Basic Training

“Basic Training”

Just as you learned from us how to live in a God-pleasing way, now we ask and urge you to do this more and more.

1 Thessalonians 4:1

Riding in a car when your kid has a newly printed learner’s permit is like riding on a roller coaster. You normally survive, but it feels like you have flirted with death.

I remember when my daughter, Krista, started driving. The Advisory Committee (consisting of her parents and older siblings) would pile in the car, and we would all offer valuable suggestions for the completion of a successful voyage. The urgency in our voices increased with the speed of the car, until Krista found herself overwhelmed by a bombardment of instructions. We meant well, but pointing out every detail and nuance to be mastered is not the best way to learn a new skill.
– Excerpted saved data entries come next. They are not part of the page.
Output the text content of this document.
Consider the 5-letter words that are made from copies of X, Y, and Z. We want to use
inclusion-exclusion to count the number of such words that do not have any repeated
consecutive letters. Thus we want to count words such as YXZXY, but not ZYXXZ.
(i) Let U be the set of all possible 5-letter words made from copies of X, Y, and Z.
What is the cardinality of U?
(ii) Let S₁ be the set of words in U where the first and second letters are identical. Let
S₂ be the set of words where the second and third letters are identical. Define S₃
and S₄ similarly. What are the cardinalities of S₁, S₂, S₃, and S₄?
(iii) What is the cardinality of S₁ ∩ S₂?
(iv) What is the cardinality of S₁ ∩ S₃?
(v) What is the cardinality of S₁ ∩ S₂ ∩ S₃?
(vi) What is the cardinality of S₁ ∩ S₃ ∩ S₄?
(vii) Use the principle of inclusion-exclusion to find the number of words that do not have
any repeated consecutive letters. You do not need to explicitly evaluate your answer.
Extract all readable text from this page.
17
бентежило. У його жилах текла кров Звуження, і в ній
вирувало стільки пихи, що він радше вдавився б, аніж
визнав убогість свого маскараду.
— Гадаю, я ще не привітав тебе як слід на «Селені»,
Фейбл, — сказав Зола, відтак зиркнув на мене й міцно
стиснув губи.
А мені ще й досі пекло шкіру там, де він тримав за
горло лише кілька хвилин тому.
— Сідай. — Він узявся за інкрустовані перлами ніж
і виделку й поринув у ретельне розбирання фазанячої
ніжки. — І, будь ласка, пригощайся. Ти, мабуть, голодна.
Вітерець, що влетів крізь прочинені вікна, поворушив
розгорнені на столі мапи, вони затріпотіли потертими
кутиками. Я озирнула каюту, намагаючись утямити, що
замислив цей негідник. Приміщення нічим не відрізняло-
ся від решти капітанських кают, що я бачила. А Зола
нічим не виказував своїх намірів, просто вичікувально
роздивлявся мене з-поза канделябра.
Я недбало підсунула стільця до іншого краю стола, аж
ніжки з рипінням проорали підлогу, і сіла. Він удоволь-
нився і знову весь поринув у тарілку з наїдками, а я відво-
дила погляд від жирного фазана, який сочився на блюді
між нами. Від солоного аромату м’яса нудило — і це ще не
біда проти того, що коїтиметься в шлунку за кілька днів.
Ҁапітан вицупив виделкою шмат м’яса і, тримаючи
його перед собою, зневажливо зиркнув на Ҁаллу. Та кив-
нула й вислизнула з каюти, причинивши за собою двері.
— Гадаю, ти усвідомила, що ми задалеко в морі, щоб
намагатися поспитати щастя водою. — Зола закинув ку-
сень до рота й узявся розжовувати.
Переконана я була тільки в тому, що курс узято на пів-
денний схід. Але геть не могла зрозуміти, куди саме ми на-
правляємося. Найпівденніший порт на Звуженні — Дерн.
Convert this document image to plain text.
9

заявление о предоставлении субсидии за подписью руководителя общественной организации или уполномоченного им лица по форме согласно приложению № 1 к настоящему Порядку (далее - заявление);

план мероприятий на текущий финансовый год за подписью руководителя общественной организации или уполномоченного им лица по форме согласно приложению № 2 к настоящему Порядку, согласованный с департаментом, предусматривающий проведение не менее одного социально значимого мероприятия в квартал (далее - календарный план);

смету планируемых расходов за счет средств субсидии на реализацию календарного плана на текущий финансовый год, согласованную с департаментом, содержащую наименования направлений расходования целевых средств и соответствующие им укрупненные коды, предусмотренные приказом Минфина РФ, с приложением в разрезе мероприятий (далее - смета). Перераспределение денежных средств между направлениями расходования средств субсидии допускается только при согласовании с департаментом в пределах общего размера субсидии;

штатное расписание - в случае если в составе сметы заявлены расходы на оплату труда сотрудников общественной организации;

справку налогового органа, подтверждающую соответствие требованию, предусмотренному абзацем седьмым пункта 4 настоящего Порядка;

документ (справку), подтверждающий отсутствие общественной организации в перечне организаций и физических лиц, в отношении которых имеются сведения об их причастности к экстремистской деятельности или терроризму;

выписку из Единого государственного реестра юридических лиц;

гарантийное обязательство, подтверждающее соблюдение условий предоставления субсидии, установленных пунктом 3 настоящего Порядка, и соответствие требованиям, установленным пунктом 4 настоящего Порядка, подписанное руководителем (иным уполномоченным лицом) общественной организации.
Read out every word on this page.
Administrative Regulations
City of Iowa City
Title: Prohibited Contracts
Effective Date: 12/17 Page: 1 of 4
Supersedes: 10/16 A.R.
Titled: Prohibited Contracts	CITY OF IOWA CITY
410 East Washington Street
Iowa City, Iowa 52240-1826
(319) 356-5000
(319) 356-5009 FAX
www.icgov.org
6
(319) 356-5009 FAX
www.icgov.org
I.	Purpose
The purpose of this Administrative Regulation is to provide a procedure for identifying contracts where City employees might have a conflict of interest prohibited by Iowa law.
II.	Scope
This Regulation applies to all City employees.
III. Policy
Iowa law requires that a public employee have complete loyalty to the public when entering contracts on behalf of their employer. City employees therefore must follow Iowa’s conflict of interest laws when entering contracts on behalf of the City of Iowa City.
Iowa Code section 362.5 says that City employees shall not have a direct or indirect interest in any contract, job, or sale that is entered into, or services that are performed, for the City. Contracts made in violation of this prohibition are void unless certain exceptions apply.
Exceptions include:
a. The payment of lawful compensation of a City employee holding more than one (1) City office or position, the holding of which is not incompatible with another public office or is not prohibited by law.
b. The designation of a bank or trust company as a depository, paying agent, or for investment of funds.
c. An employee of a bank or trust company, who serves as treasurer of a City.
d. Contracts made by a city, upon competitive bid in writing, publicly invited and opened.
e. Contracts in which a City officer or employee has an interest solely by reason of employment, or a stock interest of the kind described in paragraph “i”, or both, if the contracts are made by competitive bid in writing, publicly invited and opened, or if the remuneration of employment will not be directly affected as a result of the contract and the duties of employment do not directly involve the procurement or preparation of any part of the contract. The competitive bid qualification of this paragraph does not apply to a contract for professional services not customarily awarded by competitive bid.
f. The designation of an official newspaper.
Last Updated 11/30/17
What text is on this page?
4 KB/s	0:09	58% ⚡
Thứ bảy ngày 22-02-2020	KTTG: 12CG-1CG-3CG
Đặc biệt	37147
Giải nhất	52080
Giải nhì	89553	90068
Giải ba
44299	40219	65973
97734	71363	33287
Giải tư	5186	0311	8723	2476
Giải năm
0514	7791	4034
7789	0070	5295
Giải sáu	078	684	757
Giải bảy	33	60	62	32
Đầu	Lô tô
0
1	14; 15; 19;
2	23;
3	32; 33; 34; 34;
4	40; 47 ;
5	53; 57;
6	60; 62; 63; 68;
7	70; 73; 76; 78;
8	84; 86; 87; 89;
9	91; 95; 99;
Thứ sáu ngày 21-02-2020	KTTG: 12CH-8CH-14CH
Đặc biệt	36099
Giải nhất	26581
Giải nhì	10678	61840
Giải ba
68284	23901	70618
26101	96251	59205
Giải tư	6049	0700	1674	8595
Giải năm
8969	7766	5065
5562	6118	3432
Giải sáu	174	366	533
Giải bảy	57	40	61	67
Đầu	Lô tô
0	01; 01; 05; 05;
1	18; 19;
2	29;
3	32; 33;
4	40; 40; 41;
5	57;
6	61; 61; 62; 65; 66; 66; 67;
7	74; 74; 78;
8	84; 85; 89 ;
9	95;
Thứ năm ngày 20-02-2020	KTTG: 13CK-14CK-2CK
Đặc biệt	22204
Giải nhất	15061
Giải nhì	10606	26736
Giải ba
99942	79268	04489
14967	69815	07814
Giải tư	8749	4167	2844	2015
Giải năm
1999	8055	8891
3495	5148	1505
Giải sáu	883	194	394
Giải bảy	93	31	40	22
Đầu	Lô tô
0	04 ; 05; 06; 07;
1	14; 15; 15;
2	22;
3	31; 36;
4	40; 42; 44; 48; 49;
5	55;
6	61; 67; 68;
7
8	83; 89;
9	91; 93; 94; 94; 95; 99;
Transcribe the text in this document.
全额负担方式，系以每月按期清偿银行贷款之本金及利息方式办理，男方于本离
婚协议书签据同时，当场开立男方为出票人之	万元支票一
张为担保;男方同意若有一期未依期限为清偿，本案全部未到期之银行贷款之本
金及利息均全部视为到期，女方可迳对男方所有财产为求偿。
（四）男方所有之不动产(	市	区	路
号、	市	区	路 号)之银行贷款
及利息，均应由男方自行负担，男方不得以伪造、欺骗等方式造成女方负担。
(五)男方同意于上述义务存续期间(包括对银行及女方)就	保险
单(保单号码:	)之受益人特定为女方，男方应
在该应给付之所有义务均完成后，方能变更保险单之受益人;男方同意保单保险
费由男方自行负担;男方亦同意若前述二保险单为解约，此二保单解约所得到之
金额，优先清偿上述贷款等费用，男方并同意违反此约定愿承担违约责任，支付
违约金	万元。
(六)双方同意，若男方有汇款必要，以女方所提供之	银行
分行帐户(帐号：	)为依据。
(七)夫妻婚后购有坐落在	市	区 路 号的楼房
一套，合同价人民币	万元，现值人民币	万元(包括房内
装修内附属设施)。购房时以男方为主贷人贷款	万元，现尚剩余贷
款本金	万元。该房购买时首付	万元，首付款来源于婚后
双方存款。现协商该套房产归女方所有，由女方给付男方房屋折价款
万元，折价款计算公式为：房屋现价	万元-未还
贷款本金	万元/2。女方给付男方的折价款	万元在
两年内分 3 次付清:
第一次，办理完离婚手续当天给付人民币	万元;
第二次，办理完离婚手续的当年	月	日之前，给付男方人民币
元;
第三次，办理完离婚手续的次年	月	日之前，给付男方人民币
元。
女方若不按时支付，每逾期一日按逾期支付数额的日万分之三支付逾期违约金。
If you want to learn how to drive, you should first put duct tape over the mouths of everyone else in the car.  You can still tell if they’re screaming, which is helpful, but other that that, you can focus on practicing the skills your driving instructor taught you.

Every athletic coach, music teacher, and drill sergeant knows the pattern: you start with the basics. Once you learn the fundamentals you repeat them again and again and again. Eventually, it becomes second nature.

Vince Lombardi, considered by many the greatest football coach of all time, understood this process. When he noticed his team’s sloppy play, he gathered his players and began his lecture by saying, “Gentlemen, we’re going back to basics. This is a football . . .”

After he instructed them on the fundamentals, they repeated plays endlessly until each player’s movements became second nature.

Lombardi was not a complicated man. The Packer playbook was thinner than most high school playbooks today. But, while the opposing teams knew what plays to expect, they had a daunting time trying to stop them.

Paul taught the believers in this Greek city how to live in a God-pleasing way. But now he is urging them to practice their faith more and more.

The Christian life is not complicated. You don’t have to begin by memorizing the book of Ephesians or by knowing the date the second temple was rebuilt. Instead, we begin by learning to be loved by God and find cleansing in his forgiveness. Then we duct tape the mouths of everyone around us so they won’t criticize us as we learn to live more like Jesus.

Now when I ride with my daughter, Krista, she zips down the highway at an exhilarating pace – while she simultaneously listens to music, eats gummy bears, and chatters non-stop with fellow occupants.

Personally, I think she’s a show-off.